By  on February 24, 2006

MILAN — Powered by the design talent of Raf Simons and its current management team, the new owners of Jil Sander plan to launch the company into an expansion mode.

Confirming an exclusive report in WWD Thursday, Change Capital Partners said it had acquired Sander from Prada Group for an undisclosed sum. The new owners have immediate plans to open three boutiques in Japan, find a replacement unit in London and bump up Sander's U.S. business.

The London-based private equity fund, which is headed by Carrefour chairman and former Marks & Spencer chairman Luc Vandevelde, said acquiring more brands is a key facet of its future strategy.

At the same time, the deal represents the downsizing of one of the premier multibrand luxury groups assembled during the acquisition mania of the late Nineties. Prada Group is also said to be in talks to sell Helmut Lang, a money-losing business it recently shuttered.

Faced with a large amount of debt stemming from its acquisitions spree, and given its stop-and-go approach to an initial public offering, Prada Group has already sold stakes in Fendi and Church's.
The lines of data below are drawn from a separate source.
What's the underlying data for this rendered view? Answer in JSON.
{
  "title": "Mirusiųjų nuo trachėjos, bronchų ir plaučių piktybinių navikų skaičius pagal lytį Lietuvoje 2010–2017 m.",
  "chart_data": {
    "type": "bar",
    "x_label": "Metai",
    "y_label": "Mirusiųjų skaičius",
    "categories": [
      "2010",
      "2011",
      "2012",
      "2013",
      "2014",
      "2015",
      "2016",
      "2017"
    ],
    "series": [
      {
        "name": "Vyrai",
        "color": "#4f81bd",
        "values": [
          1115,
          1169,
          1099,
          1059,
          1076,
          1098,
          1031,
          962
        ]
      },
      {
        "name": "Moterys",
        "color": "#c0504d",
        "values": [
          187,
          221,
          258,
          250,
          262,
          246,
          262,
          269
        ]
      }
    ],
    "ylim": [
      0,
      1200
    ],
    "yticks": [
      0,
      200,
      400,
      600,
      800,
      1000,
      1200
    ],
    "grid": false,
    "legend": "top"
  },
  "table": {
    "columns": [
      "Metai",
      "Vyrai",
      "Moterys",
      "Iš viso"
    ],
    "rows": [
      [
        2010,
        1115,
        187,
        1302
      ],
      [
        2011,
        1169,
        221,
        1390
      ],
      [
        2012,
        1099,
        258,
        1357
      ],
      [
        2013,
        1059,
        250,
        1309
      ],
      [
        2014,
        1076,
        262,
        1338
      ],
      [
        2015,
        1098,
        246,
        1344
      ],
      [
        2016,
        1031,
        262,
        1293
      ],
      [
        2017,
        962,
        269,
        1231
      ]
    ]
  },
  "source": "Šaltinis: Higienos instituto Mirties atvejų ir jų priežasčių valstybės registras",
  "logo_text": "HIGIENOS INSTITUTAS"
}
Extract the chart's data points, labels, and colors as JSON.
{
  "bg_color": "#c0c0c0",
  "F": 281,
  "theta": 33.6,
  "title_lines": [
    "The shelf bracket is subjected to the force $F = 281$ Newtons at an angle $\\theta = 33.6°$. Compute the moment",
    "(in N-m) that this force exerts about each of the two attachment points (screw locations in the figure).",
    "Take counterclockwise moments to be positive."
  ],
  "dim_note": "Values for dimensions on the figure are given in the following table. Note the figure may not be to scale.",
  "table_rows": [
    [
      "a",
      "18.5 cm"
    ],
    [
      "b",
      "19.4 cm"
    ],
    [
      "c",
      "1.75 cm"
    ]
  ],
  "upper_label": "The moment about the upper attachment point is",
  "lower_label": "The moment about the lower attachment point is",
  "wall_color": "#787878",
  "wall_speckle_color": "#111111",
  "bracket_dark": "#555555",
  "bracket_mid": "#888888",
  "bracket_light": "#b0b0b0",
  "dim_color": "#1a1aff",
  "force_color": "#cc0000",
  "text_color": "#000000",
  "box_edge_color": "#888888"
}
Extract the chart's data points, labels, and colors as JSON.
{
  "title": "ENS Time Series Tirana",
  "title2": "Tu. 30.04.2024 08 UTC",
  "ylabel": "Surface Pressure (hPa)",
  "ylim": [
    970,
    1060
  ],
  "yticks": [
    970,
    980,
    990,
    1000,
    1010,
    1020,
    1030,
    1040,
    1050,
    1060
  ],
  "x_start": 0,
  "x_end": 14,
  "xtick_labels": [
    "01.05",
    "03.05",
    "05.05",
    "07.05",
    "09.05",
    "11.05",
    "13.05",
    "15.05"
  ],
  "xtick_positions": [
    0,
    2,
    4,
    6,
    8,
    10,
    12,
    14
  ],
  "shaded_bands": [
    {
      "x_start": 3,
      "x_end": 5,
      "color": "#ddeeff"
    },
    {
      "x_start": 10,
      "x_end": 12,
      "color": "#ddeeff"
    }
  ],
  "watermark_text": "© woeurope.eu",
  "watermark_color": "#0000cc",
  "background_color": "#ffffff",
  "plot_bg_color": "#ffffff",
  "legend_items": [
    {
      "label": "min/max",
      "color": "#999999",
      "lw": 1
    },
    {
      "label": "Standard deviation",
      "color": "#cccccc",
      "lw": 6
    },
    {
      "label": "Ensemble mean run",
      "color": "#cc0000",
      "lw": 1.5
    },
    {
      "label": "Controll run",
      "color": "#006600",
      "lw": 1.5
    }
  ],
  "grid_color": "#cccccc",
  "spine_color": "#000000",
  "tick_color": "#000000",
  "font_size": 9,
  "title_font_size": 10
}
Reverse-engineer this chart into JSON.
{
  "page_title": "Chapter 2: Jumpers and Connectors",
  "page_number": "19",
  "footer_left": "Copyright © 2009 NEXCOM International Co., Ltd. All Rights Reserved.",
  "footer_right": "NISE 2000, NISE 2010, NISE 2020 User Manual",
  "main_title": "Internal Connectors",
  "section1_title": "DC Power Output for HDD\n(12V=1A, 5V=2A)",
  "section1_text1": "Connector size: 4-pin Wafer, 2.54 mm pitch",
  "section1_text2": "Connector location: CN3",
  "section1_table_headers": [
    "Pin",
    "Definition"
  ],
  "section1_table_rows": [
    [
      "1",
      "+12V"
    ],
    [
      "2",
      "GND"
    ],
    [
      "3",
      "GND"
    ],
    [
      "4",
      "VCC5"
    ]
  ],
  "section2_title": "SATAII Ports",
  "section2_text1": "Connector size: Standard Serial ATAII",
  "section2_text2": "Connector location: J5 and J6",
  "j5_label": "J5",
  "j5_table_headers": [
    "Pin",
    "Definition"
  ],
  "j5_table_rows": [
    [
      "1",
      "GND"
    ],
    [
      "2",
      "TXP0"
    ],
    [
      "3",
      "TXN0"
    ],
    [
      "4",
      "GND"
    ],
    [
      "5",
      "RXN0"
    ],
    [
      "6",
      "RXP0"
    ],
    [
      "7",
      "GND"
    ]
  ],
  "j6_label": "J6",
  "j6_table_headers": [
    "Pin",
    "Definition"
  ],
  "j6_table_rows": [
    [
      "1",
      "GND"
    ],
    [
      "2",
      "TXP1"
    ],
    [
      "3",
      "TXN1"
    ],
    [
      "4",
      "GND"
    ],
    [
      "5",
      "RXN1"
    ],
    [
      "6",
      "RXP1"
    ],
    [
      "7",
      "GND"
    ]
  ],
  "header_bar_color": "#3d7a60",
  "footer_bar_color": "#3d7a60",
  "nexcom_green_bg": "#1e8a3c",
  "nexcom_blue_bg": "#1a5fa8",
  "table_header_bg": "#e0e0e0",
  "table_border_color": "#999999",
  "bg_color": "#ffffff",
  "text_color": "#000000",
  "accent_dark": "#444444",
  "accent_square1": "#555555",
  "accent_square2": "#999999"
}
On Thursday, Change Capital's managing director Steven Petrow praised Prada for restructuring efforts at Sander that should edge the brand to break even in fiscal 2006 on projected revenues of 140 million euros, or $166.6 million at current exchange.

Yet he admitted the Sander brand has long competed for management attention and resources within Prada Group — a problem it would not encounter under Change Partners.

"The turnaround is largely complete and now we're planning for growth," he said in a telephone interview. "We think significant growth is possible for this brand and it will continue to compete against the biggest names in the fashion business."

Petrow would not discuss any figures, nor comment on an estimated purchase price of 100 million euros, or $119 million. Market sources suggested the amount would likely be at a discount from what Prada paid during a heated battle for fashion brands in the 1990s.

Petrow stressed Change Capital would preserve the positioning of Sander, which is known for "super premium, very high-quality, conservative designs."

"We're gearing up for a three- to five-year investment horizon," he said.